The first of which are vertical partitions. This is probably the simplest thing you can implement in your application. Kill off your joins and spread out your applications on multiple databases. Some database engines might make this easier than others, but Slony allows us to easily replicate very specific data.
Using this method you’ll need to handle joins in your Python application. We do this by performing two separate queries and mapping the foreign keys to the parent objects. For us the easiest way has been to throw them into a dictionary, iterate through the other queryset, and set the foreignkey cache’s value to the instance.
A few things to keep in mind when doing pythonic joins. They’re not going to be as fast in the database. You can’t avoid this, but it’s not something you should worry about. With this however, you get plain and simple vertical partitions. You also can cache things a lot easier, and more efficiently fetch them using things like get_many and a singular object cache. Overall your’e trading performance for scale.
Another benefit that comes from vertical partitioning is the ability to designate masters. We do this to alleviate some of the load on our primary application master.

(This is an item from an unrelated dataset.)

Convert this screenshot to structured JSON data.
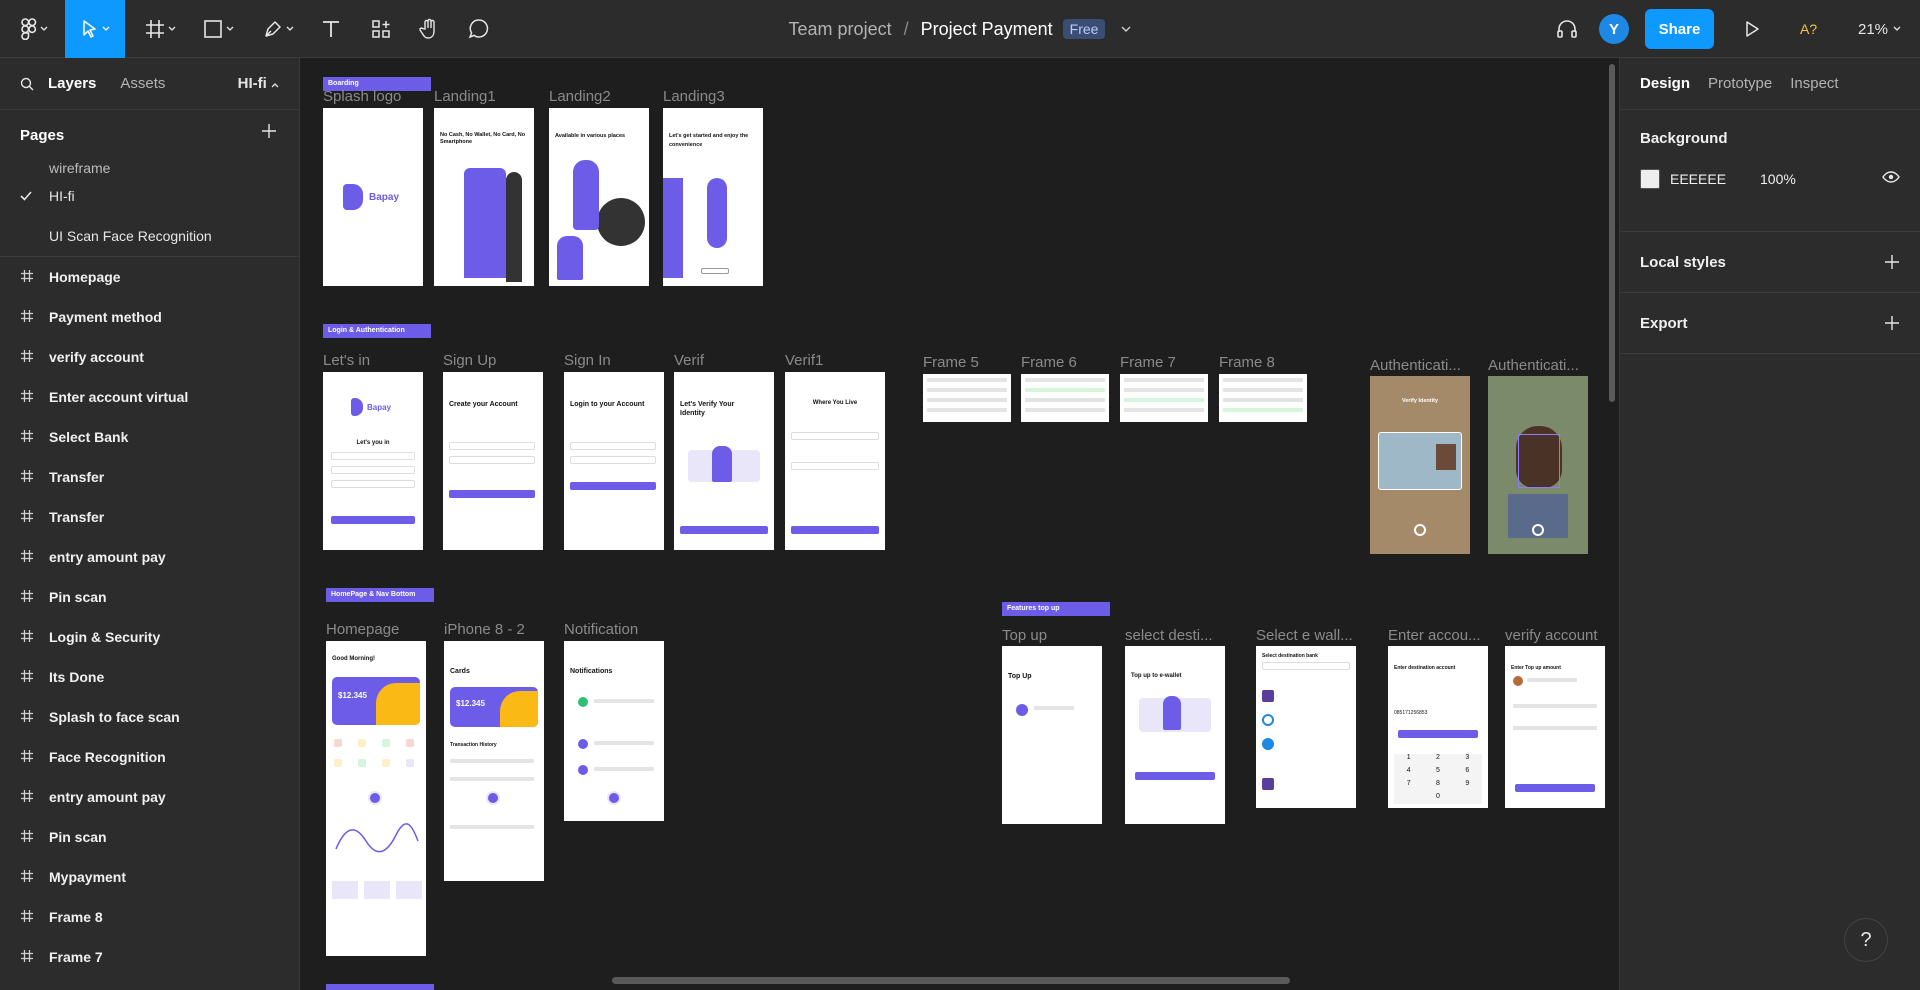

So for example, server FOO might be the source for writes on the Users table, while server BAR handles all of our other forum data. Since we’re using Django 1.2 we also get routing for free through the new routers.
Here’s an example of a simple application router. It let’s us specify a read-slave based on our app label. So if its users, we go to FOO, if its forums, we go to BAR. You can handle this logic any way you want, pretty simple and powerful.
While we use vertical partitioning for most cases, eventually you hit an issue where your data just doesn’t scale on a single database. You’re probably familiar with the word sharding, well that’s what we do with our forum data. We’ve set it up so that we can send certain large sites to dedicated machines. This also uses designated masters as we mentioned with the other partitions.
We needed this when write and read load combined became so big that it was just hard to keep up on a single set of machines. It also gives the nice added benefit of high availability in many situations. Mostly though, it all goes back to scaling our master databases.
So again we’re using the router here to handle partitioning of the forums. We can specify that CNN goes to this database alias, which could be any number of machines, and everything else goes to our default cluster. The one caveat we found with this, is sometimes hints aren’t present in the router. I believe within the current version of Django they are only available when using a relational lookup, such as a foreign key. All in all it’s pretty powerful, and you just need to be aware of it while writing your queries.